Updated

The appeals trial of three European activists with women's protest group Femen, jailed for baring their breasts in Tunis, was adjourned on Friday, their lawyers said.

The judge scheduled the next hearing for June 26 and rejected a request that the defendants be released on parole, according to Leila Ben Debba and Souhaib Bahri.

The trial was adjourned because the judiciary had failed to allow the 10 days to elapse in which Islamist groups were given the chance to appeal the rejection of their request to participate as a civil party, Bahri said.

"Because the delay only expired today, the judge had no other choice (than to adjourn the trial) to give the associations time to appeal," the defence lawyer explained, blaming the public prosecutor for the discrepancy.

The defence team had requested that the three women, two French and one German, be released on parole despite their sentencing on June 12 to four months in jail for indecency and an attack on public morals.

The defendants, appearing in court earlier dressed in the traditional Tunisian veil, or safsari, again defended their actions when given the chance to speak.

"Our objective was not to break Tunisian law or to attack public morals, but just to support Amina," said German activist Josephine Markmann.

She and Frenchwomen Margaret Stern and Pauline Hillier were arrested on May 29 for staging their controversial demonstration outside Tunis central courthouse in support of Amina Sboui, a detained Tunisian activist from the same radical women's group.

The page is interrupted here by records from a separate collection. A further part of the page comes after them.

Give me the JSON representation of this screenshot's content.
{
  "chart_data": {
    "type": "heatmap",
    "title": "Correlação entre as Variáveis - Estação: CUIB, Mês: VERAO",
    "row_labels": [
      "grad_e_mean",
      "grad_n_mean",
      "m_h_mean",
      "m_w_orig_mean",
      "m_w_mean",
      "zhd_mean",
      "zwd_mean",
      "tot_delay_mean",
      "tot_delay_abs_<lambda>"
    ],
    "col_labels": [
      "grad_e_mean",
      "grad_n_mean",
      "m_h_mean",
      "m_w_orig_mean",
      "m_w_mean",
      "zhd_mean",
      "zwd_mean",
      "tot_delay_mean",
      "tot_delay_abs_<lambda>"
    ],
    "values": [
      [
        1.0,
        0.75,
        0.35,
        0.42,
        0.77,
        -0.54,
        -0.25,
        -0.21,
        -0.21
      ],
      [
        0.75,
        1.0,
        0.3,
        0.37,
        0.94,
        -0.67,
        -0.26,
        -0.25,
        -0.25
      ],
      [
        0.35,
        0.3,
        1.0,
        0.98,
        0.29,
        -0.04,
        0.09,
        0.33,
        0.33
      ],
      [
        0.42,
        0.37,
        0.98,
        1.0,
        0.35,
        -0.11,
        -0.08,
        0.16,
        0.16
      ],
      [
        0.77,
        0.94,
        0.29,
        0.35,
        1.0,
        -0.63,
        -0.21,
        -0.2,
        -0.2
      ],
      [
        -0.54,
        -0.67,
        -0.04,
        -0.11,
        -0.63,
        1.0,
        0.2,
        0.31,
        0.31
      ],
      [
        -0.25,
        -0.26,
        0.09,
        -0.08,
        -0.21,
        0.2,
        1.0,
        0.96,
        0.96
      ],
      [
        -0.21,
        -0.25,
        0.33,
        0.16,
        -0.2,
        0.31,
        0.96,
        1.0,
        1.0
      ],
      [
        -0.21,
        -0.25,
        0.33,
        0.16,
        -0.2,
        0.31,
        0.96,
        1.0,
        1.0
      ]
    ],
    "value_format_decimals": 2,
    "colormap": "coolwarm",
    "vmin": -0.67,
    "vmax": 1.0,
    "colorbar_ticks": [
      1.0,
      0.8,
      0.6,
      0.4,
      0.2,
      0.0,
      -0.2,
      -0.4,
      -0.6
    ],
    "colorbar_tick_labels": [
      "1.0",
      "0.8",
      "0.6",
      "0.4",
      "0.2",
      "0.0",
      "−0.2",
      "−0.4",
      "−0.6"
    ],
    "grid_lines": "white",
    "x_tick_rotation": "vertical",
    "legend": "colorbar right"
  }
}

Sboui was arrested for painting the word "Femen" on a wall near a cemetery in the central city of Kairouan last month, in protest against a planned gathering of radical Salafists.

She remains in custody while a judge rules on whether she should face charges of indecency and desecrating a cemetery, which respectively carry possible jail terms of six months and two years.

The lawyer for the European women had been hopeful of a verdict on Friday, on the grounds that the appeals hearing was granted just nine days after their conviction, rather than the normal delay of four to six months.

But lawyers for the Islamist groups blamed "foreign pressures" for the appeals process being accelerated, a claim the public prosecutor rejected.

"There has been no pressure on the judiciary. We accelerated (the process) to give an example to the foreigners present of the quality and advanced state of the Tunisian judiciary," he said.

The four-month jail terms handed down to the defendants have been criticised in Europe, where the case is seen by some as a test of democratic freedoms under Tunisia's Islamist-led government which came to power after the revolution of January 2011.

France, Germany and the European Union all expressed regret at the severity of the sentences.

Since the 1950s, Tunisia has had the most liberal laws in the Arab world on women's rights, and the ruling Islamist party Ennahda is often forced to defend itself against the charge of wanting to roll back those rights.

Separately, the socially conservative Muslim nation has witnessed a sharp rise in the activity of radical Islamists since the revolution, some of whom were angered by the topless protest and called for the Femen activists to be given tougher sentences.